Practical window function patterns in PostgreSQL - Time & Space Complexity
When using window functions in PostgreSQL, it's important to understand how the time to run your query changes as your data grows.
We want to know how the query's work increases when the number of rows gets bigger.
Analyze the time complexity of the following window function query.
SELECT employee_id, department_id, salary,
RANK() OVER (PARTITION BY department_id ORDER BY salary DESC) AS salary_rank
FROM employees;
This query ranks employees by salary within each department.
Look for repeated work inside the query.
- Primary operation: Sorting rows within each department to assign ranks.
- How many times: Once per department, sorting all employees in that department.

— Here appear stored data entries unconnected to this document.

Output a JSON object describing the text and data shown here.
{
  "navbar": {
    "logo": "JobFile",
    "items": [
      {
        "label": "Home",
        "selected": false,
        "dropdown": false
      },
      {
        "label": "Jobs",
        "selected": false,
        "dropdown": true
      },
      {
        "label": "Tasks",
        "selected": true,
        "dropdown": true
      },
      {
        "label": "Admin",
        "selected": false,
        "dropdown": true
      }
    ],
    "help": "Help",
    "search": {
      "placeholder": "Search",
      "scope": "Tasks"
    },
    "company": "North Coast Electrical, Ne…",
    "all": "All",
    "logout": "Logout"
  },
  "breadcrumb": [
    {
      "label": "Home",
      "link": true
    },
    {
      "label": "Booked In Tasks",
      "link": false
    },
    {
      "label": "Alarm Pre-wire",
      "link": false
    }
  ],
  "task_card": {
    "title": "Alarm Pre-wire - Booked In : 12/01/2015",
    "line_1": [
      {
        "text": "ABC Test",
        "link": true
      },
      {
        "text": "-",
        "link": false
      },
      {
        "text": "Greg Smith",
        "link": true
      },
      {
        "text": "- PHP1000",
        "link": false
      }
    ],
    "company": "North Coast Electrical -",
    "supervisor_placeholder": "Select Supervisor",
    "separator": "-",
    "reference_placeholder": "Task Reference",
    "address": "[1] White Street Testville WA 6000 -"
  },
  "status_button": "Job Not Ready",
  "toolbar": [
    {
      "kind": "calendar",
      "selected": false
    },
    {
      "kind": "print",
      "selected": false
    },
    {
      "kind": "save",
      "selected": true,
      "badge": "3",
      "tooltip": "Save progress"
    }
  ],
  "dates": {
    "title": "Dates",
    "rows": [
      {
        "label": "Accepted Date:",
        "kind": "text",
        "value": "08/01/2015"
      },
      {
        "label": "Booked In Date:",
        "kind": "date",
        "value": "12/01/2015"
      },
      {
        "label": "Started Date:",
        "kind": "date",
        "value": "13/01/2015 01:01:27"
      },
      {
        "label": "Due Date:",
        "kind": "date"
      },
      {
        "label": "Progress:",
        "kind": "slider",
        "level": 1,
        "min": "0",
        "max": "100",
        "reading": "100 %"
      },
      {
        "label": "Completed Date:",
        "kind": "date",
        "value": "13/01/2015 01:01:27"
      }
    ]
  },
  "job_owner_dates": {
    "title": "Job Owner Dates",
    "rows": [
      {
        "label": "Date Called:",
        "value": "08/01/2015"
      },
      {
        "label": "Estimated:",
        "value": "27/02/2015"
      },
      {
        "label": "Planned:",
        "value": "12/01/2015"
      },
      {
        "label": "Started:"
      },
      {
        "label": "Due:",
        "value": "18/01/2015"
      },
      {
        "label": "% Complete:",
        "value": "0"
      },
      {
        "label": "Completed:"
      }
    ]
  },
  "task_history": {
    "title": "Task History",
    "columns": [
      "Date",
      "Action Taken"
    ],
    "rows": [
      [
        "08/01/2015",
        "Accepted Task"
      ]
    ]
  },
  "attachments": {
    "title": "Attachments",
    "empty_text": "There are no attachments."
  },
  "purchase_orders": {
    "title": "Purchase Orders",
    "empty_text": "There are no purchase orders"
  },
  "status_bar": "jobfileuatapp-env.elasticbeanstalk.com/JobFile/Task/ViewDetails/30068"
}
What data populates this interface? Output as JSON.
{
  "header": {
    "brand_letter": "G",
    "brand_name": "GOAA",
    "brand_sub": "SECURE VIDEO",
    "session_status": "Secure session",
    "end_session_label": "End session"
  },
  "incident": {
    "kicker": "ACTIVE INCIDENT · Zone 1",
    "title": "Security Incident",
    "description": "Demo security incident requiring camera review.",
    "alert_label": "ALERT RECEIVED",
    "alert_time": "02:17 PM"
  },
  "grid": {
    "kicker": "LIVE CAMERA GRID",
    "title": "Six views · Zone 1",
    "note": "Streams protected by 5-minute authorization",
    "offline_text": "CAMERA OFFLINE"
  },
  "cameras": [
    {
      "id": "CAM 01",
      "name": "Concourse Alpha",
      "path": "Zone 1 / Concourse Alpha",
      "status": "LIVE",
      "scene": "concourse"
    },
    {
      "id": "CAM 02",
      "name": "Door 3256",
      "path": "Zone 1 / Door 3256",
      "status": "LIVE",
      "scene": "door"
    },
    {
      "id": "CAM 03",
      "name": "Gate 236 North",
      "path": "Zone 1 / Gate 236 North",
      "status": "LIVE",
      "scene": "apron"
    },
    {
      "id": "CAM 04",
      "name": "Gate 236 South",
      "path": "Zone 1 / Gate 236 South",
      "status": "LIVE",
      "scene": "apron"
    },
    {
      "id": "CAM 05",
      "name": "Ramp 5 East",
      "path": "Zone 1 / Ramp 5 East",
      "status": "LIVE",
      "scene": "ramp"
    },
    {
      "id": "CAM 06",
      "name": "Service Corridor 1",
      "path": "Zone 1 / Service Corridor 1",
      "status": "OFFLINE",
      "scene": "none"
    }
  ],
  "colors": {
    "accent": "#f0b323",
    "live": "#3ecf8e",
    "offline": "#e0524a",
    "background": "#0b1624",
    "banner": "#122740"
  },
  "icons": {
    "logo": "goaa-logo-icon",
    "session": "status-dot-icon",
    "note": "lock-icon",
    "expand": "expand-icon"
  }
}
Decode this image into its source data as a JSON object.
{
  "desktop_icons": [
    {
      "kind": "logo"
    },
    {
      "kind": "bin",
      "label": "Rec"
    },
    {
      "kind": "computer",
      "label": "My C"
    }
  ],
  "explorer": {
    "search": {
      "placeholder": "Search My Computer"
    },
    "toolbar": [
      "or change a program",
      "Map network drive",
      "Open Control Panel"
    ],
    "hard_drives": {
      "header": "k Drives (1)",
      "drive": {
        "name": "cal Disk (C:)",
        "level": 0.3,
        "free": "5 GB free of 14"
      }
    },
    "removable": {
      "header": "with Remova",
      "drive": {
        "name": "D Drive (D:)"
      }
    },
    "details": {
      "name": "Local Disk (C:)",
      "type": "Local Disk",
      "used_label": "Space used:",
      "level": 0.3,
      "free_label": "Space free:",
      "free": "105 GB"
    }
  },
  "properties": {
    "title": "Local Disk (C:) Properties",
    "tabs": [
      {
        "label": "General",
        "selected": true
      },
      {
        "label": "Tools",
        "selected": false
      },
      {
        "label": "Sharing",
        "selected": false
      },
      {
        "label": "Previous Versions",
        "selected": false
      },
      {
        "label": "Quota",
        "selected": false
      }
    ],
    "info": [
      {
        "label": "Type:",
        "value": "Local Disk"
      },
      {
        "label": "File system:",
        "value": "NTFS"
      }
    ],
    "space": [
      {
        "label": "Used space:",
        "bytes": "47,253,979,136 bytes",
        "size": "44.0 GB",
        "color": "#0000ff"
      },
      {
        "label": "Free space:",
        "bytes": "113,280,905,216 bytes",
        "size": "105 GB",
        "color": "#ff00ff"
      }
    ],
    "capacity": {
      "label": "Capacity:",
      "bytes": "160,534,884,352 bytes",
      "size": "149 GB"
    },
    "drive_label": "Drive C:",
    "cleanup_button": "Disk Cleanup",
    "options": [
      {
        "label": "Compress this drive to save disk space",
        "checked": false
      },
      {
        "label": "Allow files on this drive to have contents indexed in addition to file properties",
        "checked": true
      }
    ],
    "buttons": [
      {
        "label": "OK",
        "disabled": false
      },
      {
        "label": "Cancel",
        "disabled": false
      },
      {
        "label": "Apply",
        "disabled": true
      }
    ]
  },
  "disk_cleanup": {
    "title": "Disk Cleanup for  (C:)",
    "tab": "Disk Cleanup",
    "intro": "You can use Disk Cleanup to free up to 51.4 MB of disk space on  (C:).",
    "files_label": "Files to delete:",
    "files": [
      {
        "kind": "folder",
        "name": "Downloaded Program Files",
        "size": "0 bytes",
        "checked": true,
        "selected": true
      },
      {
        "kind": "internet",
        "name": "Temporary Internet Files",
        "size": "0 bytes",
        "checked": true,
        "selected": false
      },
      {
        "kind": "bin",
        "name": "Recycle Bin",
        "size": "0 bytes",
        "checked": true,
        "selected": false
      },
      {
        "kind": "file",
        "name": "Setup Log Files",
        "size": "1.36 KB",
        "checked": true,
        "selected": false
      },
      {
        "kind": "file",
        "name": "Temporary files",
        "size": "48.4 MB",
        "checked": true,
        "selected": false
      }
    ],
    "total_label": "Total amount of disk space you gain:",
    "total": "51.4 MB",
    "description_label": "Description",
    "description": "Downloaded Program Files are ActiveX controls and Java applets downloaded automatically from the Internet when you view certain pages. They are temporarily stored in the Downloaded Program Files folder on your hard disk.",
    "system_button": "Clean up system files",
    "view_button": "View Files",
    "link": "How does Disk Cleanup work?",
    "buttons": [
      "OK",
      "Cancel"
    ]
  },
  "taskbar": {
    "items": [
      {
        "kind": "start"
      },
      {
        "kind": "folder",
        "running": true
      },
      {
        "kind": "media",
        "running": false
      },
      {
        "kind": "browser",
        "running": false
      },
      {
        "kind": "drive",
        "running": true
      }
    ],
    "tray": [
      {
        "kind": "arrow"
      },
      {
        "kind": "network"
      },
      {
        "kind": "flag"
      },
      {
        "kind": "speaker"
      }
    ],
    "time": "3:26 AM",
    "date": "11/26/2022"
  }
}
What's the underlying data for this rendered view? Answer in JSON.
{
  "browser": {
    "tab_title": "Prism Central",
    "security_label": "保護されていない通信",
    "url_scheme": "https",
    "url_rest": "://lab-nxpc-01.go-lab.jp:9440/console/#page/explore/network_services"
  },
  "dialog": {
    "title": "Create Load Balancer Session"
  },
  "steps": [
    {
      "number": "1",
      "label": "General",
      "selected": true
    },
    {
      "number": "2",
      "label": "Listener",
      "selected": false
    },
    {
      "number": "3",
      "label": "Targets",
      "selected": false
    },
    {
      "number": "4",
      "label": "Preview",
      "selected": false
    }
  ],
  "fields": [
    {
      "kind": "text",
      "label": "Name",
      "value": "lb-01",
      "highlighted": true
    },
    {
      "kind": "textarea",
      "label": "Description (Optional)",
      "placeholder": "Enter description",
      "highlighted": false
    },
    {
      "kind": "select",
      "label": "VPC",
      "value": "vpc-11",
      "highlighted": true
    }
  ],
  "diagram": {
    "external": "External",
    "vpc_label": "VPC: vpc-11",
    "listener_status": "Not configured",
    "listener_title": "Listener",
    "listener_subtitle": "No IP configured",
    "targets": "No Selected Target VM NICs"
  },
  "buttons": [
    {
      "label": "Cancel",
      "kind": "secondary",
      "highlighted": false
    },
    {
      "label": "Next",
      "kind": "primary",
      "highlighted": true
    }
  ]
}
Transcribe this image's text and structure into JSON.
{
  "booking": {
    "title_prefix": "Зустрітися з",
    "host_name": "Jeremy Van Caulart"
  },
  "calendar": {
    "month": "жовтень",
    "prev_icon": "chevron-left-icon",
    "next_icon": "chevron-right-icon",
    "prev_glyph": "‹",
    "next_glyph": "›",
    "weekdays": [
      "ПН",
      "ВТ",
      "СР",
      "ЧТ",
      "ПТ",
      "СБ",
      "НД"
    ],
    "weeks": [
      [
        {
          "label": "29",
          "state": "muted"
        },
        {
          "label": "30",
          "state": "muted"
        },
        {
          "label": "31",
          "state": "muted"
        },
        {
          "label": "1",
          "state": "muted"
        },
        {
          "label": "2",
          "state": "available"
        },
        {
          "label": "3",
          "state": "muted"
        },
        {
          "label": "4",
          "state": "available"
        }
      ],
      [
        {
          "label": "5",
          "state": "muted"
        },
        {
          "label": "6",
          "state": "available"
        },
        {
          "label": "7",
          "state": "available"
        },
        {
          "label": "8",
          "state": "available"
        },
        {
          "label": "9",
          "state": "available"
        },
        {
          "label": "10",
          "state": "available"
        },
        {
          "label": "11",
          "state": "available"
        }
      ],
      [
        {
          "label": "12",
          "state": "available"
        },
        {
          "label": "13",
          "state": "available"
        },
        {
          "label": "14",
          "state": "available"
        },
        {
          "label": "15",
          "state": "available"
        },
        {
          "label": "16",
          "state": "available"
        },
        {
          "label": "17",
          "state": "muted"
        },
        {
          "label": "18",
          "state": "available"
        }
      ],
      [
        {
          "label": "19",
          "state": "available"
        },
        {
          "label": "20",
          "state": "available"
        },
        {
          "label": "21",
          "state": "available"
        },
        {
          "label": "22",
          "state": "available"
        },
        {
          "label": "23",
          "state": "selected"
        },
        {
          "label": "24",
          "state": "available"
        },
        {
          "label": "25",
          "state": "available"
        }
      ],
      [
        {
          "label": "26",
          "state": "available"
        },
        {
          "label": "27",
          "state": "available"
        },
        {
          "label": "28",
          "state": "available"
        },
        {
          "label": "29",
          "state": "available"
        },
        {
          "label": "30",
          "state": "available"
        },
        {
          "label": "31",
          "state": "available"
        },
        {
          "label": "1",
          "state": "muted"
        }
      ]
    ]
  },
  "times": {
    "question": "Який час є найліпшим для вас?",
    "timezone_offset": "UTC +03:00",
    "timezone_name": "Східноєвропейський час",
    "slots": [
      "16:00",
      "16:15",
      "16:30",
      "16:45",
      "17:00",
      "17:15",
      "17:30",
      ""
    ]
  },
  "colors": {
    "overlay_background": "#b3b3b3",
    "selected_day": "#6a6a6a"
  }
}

As the number of employees grows, the sorting work grows too.
| Input Size (n) | Approx. Operations |
|---|---|
| 10 | About 10 log 10 (sorting 10 rows) |
| 100 | About 100 log 100 (sorting 100 rows) |
| 1000 | About 1000 log 1000 (sorting 1000 rows) |
Pattern observation: The work grows a bit faster than the number of rows because sorting takes more effort as data grows.
Time Complexity: O(n log n)
This means the time to run the query grows a little faster than the number of rows because sorting is involved.
[X] Wrong: "Window functions always run in linear time because they just add a column."
[OK] Correct: Window functions often require sorting or partitioning, which can take more time than just scanning rows.
Understanding how window functions scale helps you write efficient queries and explain your reasoning clearly in real-world situations.
"What if we removed the PARTITION BY clause? How would the time complexity change?"